Shauna's ability to think in multiple languages has translated into an ability to create multicultural characters with compassion and to explore their worlds with artistry.

This is most apparent in her latest short story collection titled, We Are Not In Pakistan. Characters in the collection's ten stories hail from Ukraine, Central America, Pakistan, Los Angeles, Mexico, Costa Rico. They are old, young, rich, poor, and of an array of religious backgrounds.

For example, Fletcher, the character in a story titled with the same name, is a Llasa Apso.

While the diversity of the characters reflects Shauna's global perspective, what the collection demonstrates is that despite the diversity, characters are connected by their humanity, by their flaws, by their fears, by their desire for love, for forgiveness, for connection even when working hard to maintain isolation.

The opening story, "Only a Button", takes on the after effects of the Chernobyl from the point of view of Olena, whose husband works at the nuclear plant during the explosion. Olena's husband and child evince the signs of radiation poisoning, signs that improve once the family - including the mother-in-law - moves to the United States, but along with the radiation poisoning, an old hurt between Olena and her mother-in-law festers and poisons their relationship.

The story "Fletcher", told in part from the point of view of a dog as well as from the perspective of others in a series of monologues, explores the desire for love and connection, between lovers, regardless of their sexual orientation, between a dog and its owner, between relatives, and the risk of loss inherent in the act of seeking that connection.

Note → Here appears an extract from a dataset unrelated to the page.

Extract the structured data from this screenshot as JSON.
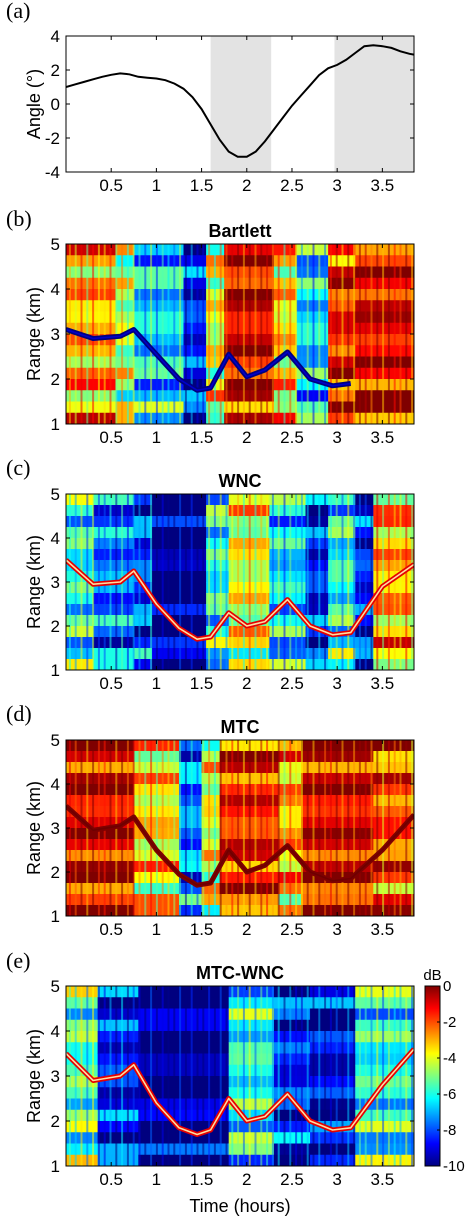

Fletcher's owner, Colette, and her boyfriend Tim do make it to the altar at the end, but it took the suicide of Colette's renter Martin, which subsequently nearly caused her own death, for Tim to realize how much she means to him.

In the title story, "We Are Not In Pakistan", 16-year old Kathleen hates her Pakistani grandmother for her Old World ways, and later values her grandmother and those same ways, offering a modern and fresh illustration of the warning, "Be careful what you wish for, it may come true".

In the most memorable, poignant story, "The Distance Between Us", Shauna brings together a Sikh man named Karanbir - a college professor in California - with a daughter he didn't know he had, the product of his only marriage, a two-year-long union to a Western woman for Green Card purposes - at a time when both father and daughter find themselves alone in the world.

Shauna's stories not only embrace diverse characters, but also diverse narrative styles.  In the story "Naina", she uses magical realism to depict fear. Naina is pregnant with a daughter who refuses for 14 years to be born. Moreover, Shauna is not afraid to explore large world events such as 9-11, terrorism, nuclear meltdowns, political upheaval and their impact on innocents left behind in their wake.

We Are Not in Pakistan is a must read for anyone endeavoring to be a student of human nature and a citizen of the world.